“Happiness is a ball after which we run wherever it rolls, and we push it with our feet when it stops.” —Johann Wolfgang von Goethe
The tank was the color of desert sand,
it rolled by like a slow-moving beetle
and dropped a glove gently to the ground.
The glove was a baseball glove.
A few boys huddled around
and one of them picked it up.
Inside the glove was a metal ball. A glove and a ball.
Another boy suggested taking the ball apart
and selling the metal pieces.
The boys began to hammer it.
One of the boys held the ball in his hand
and threw it against the wall.
The ball bounced back and exploded in his abdomen.
The dead boy was brought to the morgue.
Women gathered to identify the mutilated body.
The boys who survived walked around with furrowed brows
and a deep silence that only such shock could induce
surrounded by wails—a room full of people without furniture,
drowning in a sea of sand, sand they had believed held water.
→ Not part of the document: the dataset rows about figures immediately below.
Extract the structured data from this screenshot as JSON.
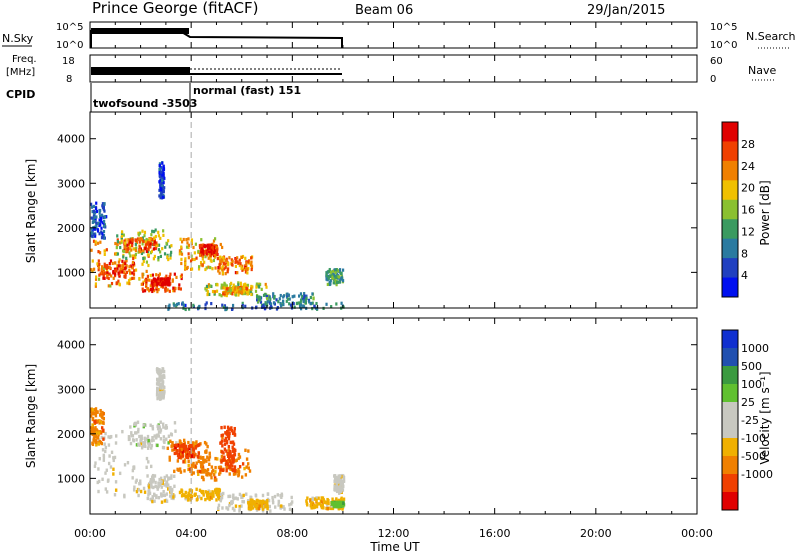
{
  "header": {
    "station": "Prince George (fitACF)",
    "beam": "Beam 06",
    "date": "29/Jan/2015"
  },
  "strip_labels": {
    "nsky": "N.Sky",
    "nsky_ticks": [
      "10^5",
      "10^0"
    ],
    "nsearch": "N.Search",
    "freq": "Freq.",
    "freq_unit": "[MHz]",
    "freq_ticks": [
      "18",
      "8"
    ],
    "nave": "Nave",
    "nave_ticks": [
      "60",
      "0"
    ],
    "cpid": "CPID",
    "cpid_modes": [
      "twofsound -3503",
      "normal (fast) 151"
    ]
  },
  "colors": {
    "power_scale": [
      "#0010f0",
      "#2040c0",
      "#2a7aa0",
      "#3a9a60",
      "#8ac030",
      "#f0c000",
      "#f08000",
      "#f04000",
      "#e00000"
    ],
    "velocity_scale": [
      "#e00000",
      "#f04000",
      "#f08000",
      "#f0b000",
      "#c8c8c0",
      "#c8c8c0",
      "#60c030",
      "#3a9a40",
      "#2050b0",
      "#1030d0"
    ]
  },
  "chart_data": [
    {
      "type": "heatmap",
      "name": "power",
      "ylabel": "Slant Range [km]",
      "yticks": [
        "1000",
        "2000",
        "3000",
        "4000"
      ],
      "ylim": [
        200,
        4600
      ],
      "xlim_hours": [
        0,
        24
      ],
      "colorbar_label": "Power [dB]",
      "colorbar_ticks": [
        "4",
        "8",
        "12",
        "16",
        "20",
        "24",
        "28"
      ],
      "clim": [
        0,
        32
      ],
      "blobs": [
        {
          "t0": 0.0,
          "t1": 2.3,
          "r0": 700,
          "r1": 1800,
          "v": 22
        },
        {
          "t0": 0.3,
          "t1": 1.7,
          "r0": 900,
          "r1": 1300,
          "v": 27
        },
        {
          "t0": 1.0,
          "t1": 3.2,
          "r0": 1300,
          "r1": 2000,
          "v": 16
        },
        {
          "t0": 1.3,
          "t1": 2.6,
          "r0": 1500,
          "r1": 1800,
          "v": 25
        },
        {
          "t0": 2.0,
          "t1": 3.6,
          "r0": 600,
          "r1": 1000,
          "v": 26
        },
        {
          "t0": 2.4,
          "t1": 3.1,
          "r0": 750,
          "r1": 900,
          "v": 30
        },
        {
          "t0": 3.5,
          "t1": 5.2,
          "r0": 1100,
          "r1": 1800,
          "v": 21
        },
        {
          "t0": 4.3,
          "t1": 5.0,
          "r0": 1400,
          "r1": 1650,
          "v": 28
        },
        {
          "t0": 5.0,
          "t1": 6.4,
          "r0": 1000,
          "r1": 1400,
          "v": 24
        },
        {
          "t0": 4.5,
          "t1": 7.0,
          "r0": 500,
          "r1": 800,
          "v": 17
        },
        {
          "t0": 5.2,
          "t1": 6.2,
          "r0": 550,
          "r1": 700,
          "v": 22
        },
        {
          "t0": 6.5,
          "t1": 8.8,
          "r0": 320,
          "r1": 560,
          "v": 10
        },
        {
          "t0": 3.0,
          "t1": 10.0,
          "r0": 200,
          "r1": 350,
          "v": 8
        },
        {
          "t0": 0.0,
          "t1": 0.6,
          "r0": 1800,
          "r1": 2600,
          "v": 6
        },
        {
          "t0": 9.3,
          "t1": 10.0,
          "r0": 750,
          "r1": 1100,
          "v": 12
        },
        {
          "t0": 2.7,
          "t1": 2.9,
          "r0": 2700,
          "r1": 3500,
          "v": 4
        }
      ]
    },
    {
      "type": "heatmap",
      "name": "velocity",
      "ylabel": "Slant Range [km]",
      "yticks": [
        "1000",
        "2000",
        "3000",
        "4000"
      ],
      "ylim": [
        200,
        4600
      ],
      "xlim_hours": [
        0,
        24
      ],
      "colorbar_label": "Velocity [m s⁻¹]",
      "colorbar_ticks": [
        "1000",
        "500",
        "100",
        "25",
        "-25",
        "-100",
        "-500",
        "-1000"
      ],
      "blobs": [
        {
          "t0": 0.0,
          "t1": 2.4,
          "r0": 600,
          "r1": 2100,
          "c": 4
        },
        {
          "t0": 0.0,
          "t1": 0.5,
          "r0": 1800,
          "r1": 2600,
          "c": 2
        },
        {
          "t0": 1.5,
          "t1": 3.5,
          "r0": 1700,
          "r1": 2300,
          "c": 5
        },
        {
          "t0": 2.2,
          "t1": 3.3,
          "r0": 500,
          "r1": 1100,
          "c": 4
        },
        {
          "t0": 3.0,
          "t1": 4.7,
          "r0": 1100,
          "r1": 1900,
          "c": 2
        },
        {
          "t0": 3.3,
          "t1": 4.3,
          "r0": 1500,
          "r1": 1800,
          "c": 1
        },
        {
          "t0": 4.3,
          "t1": 6.3,
          "r0": 1000,
          "r1": 1700,
          "c": 2
        },
        {
          "t0": 5.1,
          "t1": 5.7,
          "r0": 1200,
          "r1": 2200,
          "c": 1
        },
        {
          "t0": 3.5,
          "t1": 5.2,
          "r0": 550,
          "r1": 800,
          "c": 3
        },
        {
          "t0": 5.0,
          "t1": 8.0,
          "r0": 300,
          "r1": 700,
          "c": 4
        },
        {
          "t0": 6.2,
          "t1": 7.0,
          "r0": 350,
          "r1": 550,
          "c": 3
        },
        {
          "t0": 8.5,
          "t1": 10.0,
          "r0": 350,
          "r1": 600,
          "c": 3
        },
        {
          "t0": 9.6,
          "t1": 10.0,
          "r0": 700,
          "r1": 1100,
          "c": 4
        },
        {
          "t0": 9.5,
          "t1": 10.0,
          "r0": 400,
          "r1": 500,
          "c": 6
        },
        {
          "t0": 2.6,
          "t1": 2.9,
          "r0": 2800,
          "r1": 3500,
          "c": 4
        }
      ]
    }
  ],
  "time_axis": {
    "label": "Time UT",
    "ticks": [
      "00:00",
      "04:00",
      "08:00",
      "12:00",
      "16:00",
      "20:00",
      "00:00"
    ]
  },
  "mode_change_hour": 4.0,
  "data_end_hour": 10.0
}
Teresa Mei Chuc was born in Sài Gòn, Việt Nam and fled her Vietnamese homeland with her mother and brother shortly after the American war, spending three and a half months in a freight boat stranded in the East Sea before being rescued. Her father, who had served in the Army of the Republic of Việt Nam, was imprisoned in a Việt Cộng “re-education” camp for nine years. From 1993 to 1994 and from 1996 to 1997, Teresa traveled to and lived in Palestine to gain more understanding after seeing the horror in Gaza on the news. Her poems, “Playground” and “Eternity in Gaza” are based on scenes from the 2002 documentary Gaza Strip filmed by James Longley. She is the Altadena Poet Laureate, Editor-in-Chief (2018-2020) and English Teacher in Los Angeles Unified School District for nineteen years, Teresa Mei Chuc is the author of three full-length collections of poetry, Invisible Light (Many Voices Press, 2018), Keeper of the Winds (FootHills Publishing, 2014) and Red Thread (Fithian Press, 2012). She is co-editor of the forthcoming anthology, Convergence: Poetry on Environmental Impacts of War (Scarlet Tanager Books, 2025), and her poetry was recently published in Here Was Once the Sea: An Anthology of Southeast Asian Ecowriting (University of Hawaii Press, 2023).